Guarding against gas theft
Shihab Sarkar | Monday, 15 December 2014
The continued public grievances over inadequate Titas Gas supplies to consumers notwithstanding, the extent of pilferage of the fuel by a section of influential people seems appalling. Lately, it has assumed the proportions of veritable robbery. The menace of illegal gas distribution network has for some time been seen in a number of districts. They include Dhaka, Narayanganj, Munshiganj, Narsingdi and Gazipur.
In February this year, the incidents of stealing gas by illegally connecting households with the main pipeline came to light prominently. Those occurred in Gazipur and Savar areas, not far from Dhaka. The media reports said the Titas officials, with the help of law enforcers, had disconnected 309 illegal gas lines at households and a restaurant in Kaliyakoir in Gazipur and in Ashulia under Savar. Emotion ran high in the localities as the 'affected' people turned furious. They complained that local youths had arranged the gas for them in exchange for money. They were compelled to take the connections as the authorities concerned had kept them out of the legal gas supply network.

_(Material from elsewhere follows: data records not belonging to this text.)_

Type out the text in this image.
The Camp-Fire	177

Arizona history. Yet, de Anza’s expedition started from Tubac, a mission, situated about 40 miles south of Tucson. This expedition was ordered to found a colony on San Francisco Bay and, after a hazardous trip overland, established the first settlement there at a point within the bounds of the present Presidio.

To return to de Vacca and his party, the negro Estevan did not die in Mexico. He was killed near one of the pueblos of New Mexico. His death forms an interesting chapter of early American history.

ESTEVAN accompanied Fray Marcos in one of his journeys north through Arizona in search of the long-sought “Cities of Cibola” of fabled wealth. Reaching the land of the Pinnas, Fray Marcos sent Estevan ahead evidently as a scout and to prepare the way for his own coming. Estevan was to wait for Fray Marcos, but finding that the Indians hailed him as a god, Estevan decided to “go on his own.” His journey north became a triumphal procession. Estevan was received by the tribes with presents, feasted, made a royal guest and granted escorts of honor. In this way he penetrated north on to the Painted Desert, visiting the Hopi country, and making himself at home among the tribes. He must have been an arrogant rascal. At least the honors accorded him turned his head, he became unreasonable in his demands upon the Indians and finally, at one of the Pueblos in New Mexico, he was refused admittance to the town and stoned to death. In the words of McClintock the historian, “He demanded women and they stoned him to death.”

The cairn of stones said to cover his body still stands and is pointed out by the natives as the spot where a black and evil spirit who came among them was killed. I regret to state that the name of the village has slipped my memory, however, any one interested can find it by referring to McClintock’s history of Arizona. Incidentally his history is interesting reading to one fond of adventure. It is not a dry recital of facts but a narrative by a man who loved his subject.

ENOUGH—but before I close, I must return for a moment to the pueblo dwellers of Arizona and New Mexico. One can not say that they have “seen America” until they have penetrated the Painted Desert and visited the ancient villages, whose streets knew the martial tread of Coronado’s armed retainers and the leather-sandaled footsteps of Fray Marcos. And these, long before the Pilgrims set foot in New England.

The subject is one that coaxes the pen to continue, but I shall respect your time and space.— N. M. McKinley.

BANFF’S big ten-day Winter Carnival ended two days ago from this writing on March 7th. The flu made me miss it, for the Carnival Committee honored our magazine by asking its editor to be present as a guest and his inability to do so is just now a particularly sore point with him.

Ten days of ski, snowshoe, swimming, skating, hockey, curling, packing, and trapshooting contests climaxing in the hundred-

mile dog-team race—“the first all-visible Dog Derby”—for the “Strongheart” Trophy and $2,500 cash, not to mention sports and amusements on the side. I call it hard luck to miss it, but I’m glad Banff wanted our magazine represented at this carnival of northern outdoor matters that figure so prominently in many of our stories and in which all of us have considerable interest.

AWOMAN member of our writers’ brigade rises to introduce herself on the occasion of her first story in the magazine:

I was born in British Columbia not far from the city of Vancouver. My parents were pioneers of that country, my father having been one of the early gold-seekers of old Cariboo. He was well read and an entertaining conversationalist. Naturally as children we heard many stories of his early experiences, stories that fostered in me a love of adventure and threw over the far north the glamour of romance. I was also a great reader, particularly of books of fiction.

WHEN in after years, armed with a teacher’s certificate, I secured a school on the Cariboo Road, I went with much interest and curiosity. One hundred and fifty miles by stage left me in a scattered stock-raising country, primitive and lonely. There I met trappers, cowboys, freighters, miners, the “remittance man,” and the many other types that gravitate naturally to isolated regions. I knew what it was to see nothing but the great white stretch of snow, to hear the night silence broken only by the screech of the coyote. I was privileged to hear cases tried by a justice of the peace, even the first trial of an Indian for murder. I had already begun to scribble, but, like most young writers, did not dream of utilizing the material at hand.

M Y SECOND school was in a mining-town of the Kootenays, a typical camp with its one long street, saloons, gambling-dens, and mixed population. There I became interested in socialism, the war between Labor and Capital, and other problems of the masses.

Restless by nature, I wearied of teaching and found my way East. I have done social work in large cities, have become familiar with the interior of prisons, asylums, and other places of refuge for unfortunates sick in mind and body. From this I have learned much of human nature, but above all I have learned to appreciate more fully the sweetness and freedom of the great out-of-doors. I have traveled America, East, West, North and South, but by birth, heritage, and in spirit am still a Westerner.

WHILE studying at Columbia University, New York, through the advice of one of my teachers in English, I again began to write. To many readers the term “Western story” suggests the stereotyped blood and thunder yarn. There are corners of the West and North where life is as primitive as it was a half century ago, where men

The officials concerned at Titas Gas Transmission and Distribution Company Limited have detected similar pilferage rackets in other places as well. The overall situation is grave and quite volatile as the thefts have been found to be chipping away at the state coffers in full ferocity. Like in many cases involving state-run utility services, the gas theft episodes have detected links of local political heavyweights and, in some cases, that of a section of the Titas officials and field-level staff. In cahoots with each other, the rackets have robbed the state of a staggering amount of money in recent times.
Along a stretch of around 250-kilometre pipeline, nearly 0.3 million illegal gas connections have been unearthed recently. It means massive volumes of the fast-depleting fuel are being pilfered, depriving industries and household units of it. That the stealing is directly contributing to the continued disruptions in gas supply to legal customers is axiomatic, but it has turned out to be a grim reality. As a domino effect, the thefts have a direct impact on the country's gas-run industrial sector. The thefts are badly affecting the legal domestic customers.
To add to the people's anger and woes, hundreds of industries in the country had to face production disruption and the new ones could not start production over the last four years due to gas deadlock. Owing to low pressure, the running industries could not achieve their expected production target, while the newly set up ones remained without gas supply thanks to a moratorium on fresh connections. The gas stealing syndicates perhaps could not have a better opportunity to make a quick buck. The rackets have allegedly been hyperactive in recent years selling illegally more than 200 million mmcf (million cubic feet) of gas per day. As has been learnt, the racketeers arrange illegal gas connection to an industry in exchange for more than Taka 20 million. They take Taka 35,000 to Tk 45,000 for connecting a household.
The irony is the Titas Gas authorities have owned up to the reckless thefts in the country; and in the enactment of an oft-repeated ritual, they have once again pledged to take stern action against the persons involved in the misdeed. The nation waits for them to swing into action. In the 1970s, high-ups used to boast the country's seemingly endless reserves of natural gas. Back then few could have remotely thought of the crunch the largest ever gas field, Titas, was heading to. The gas crisis has of late been making serious dents in the country's economy. As a corollary, the power generation sector, too, is bearing the brunt. The Titas Gas authorities are well aware of the extent of the snowballing crisis. According to them, in the last four years more than 1,000 applications seeking gas connections have reached them. Those still remain pending. Almost all the applications came from aspiring industries. There is no other way but count days, as new gas connections have been kept in suspension since 2009 in the country's major industrial belts.
The energy and power sectors have long fallen prey to the so-called system losses which are nothing but outright thefts committed by elements of organised rackets. Given the bleak prospects of finding fresh sources of gas soon, the sectors can ill afford to give in to the greed of unscrupulous people.